À fin novembre 2025, les recettes des IDE ont progressé de près de 25,9 %, pour atteindre 50,61 milliards de dirhams. Durant la même période, les dépenses liées aux investissements directs étrangers ont aussi augmenté, mais dans une moindre mesure (+38,5 %), à 23,95 milliards de dirhams. Ces données confirment que non seulement les capitaux affluent, mais qu’ils sont de plus en plus déployés dans l’économie productive du Royaume.
Une attractivité qui se construit pas à pas
Ce rebond est le reflet d’un Maroc qui, depuis plusieurs années, s’est engagé dans une stratégie d’intégration aux chaînes de valeur mondiales, en particulier dans l’industrie automobile, l’aéronautique, mais aussi l’énergie renouvelable et les services. Résultat : les flux nets d’IDE ont atteint plus de 25 milliards de dirhams à fin septembre, en hausse de 58 % par rapport à 2024.

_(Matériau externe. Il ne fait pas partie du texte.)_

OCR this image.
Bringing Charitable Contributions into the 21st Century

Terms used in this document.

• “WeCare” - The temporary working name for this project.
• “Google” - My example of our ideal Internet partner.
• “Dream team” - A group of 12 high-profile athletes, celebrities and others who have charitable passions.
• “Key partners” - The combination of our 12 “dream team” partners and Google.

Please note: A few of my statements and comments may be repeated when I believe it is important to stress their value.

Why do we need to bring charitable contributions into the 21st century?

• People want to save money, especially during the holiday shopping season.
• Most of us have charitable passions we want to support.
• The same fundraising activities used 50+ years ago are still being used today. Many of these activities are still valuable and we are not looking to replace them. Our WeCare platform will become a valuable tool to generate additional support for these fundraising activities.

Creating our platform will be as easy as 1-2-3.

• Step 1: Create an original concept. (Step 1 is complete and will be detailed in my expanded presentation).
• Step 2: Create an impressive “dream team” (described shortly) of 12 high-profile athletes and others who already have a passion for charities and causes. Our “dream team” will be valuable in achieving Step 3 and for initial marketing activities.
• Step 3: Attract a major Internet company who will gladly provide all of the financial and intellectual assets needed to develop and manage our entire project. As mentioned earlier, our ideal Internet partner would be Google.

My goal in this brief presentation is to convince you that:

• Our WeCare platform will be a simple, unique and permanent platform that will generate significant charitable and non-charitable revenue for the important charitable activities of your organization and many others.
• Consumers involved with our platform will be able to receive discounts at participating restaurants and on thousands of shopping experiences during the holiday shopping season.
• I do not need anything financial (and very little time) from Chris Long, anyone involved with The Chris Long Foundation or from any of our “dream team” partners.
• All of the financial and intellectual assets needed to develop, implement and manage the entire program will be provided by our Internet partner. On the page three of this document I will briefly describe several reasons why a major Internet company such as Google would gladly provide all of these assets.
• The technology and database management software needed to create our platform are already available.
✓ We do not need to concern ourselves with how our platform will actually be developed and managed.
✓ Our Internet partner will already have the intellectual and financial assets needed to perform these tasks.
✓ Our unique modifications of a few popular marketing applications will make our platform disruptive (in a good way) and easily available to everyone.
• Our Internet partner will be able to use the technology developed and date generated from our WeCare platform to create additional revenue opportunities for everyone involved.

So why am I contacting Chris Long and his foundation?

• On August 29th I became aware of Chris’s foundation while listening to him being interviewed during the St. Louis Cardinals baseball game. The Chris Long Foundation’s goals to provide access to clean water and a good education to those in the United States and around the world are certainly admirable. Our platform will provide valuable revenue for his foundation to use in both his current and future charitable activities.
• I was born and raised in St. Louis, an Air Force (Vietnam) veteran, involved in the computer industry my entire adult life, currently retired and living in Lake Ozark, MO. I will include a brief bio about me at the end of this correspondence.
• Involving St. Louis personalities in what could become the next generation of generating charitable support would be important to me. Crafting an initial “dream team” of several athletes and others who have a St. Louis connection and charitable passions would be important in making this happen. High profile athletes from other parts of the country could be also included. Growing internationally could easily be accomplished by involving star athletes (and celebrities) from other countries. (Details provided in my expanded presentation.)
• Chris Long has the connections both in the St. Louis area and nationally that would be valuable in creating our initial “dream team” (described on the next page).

Pour les décideurs, ces chiffres ne sont pas de simples résultats, mais une validation des réformes structurelles menées dans le pays : simplification du cadre réglementaire, facilitation administrative pour les investisseurs et renforcement du climat des affaires. Des avancées que confirment des acteurs internationaux rencontrés lors de forums économiques du Maroc à Dubaï qui soulignent l’amélioration sensible de la sécurité juridique et fiscale offerte aux opérateurs étrangers.
Une performance à nuancer
Cependant, un élément mérite une lecture attentive : les investissements directs marocains à l’étranger (IDME) n’ont pas suivi la même trajectoire flamboyante. À fin novembre, leur flux net a progressé modestement de 1 % pour atteindre un peu plus de 6,09 milliards de dirhams, alors que les recettes issues de la cession de ces investissements ont chuté de 30 % et les dépenses de 22,4 %.
Cette évolution contraste avec la vigueur des IDE entrants. Elle suggère que, malgré une forte croissance intérieure, les entreprises marocaines restent plus prudentes à l’international, peut-être à cause de la volatilité des marchés ou d’une stratégie d’investissement plus ciblée.
Vers une consolidation de la croissance
Pour beaucoup d’analystes et je partage ce point de vue ces chiffres ne sont pas un simple coup d’éclat : ils sont le signe d’un repositionnement du Maroc comme plateforme régionale d’investissement, en particulier pour les capitaux européens, moyen-orientaux et africains. Avec une progression continue observée tout au long de 2025, le Royaume se rapproche de ses objectifs de développement durable et d’intégration dans les circuits de financement internationaux.
En fin de compte, ces résultats sont une invitation à l’optimisme pragmatique : le Maroc attire, mais il doit maintenant transformer cette attractivité en emplois de qualité, en innovation locale et en chaînes de production durables. Comme le répète souvent un chef d’entreprise marocain installé à Casablanca : « L’argent peut entrer facilement, mais le vrai défi est de le retenir ici, dans l’économie réelle. ».
Au regard des chiffres définitifs 2025 qui confirment un cap historique pour les IDE le Maroc semble bien engagé dans une trajectoire de croissance plus solide et plus intégrée, tout en restant fidèle à ses principes de stabilité, d’ouverture et de développement inclusif.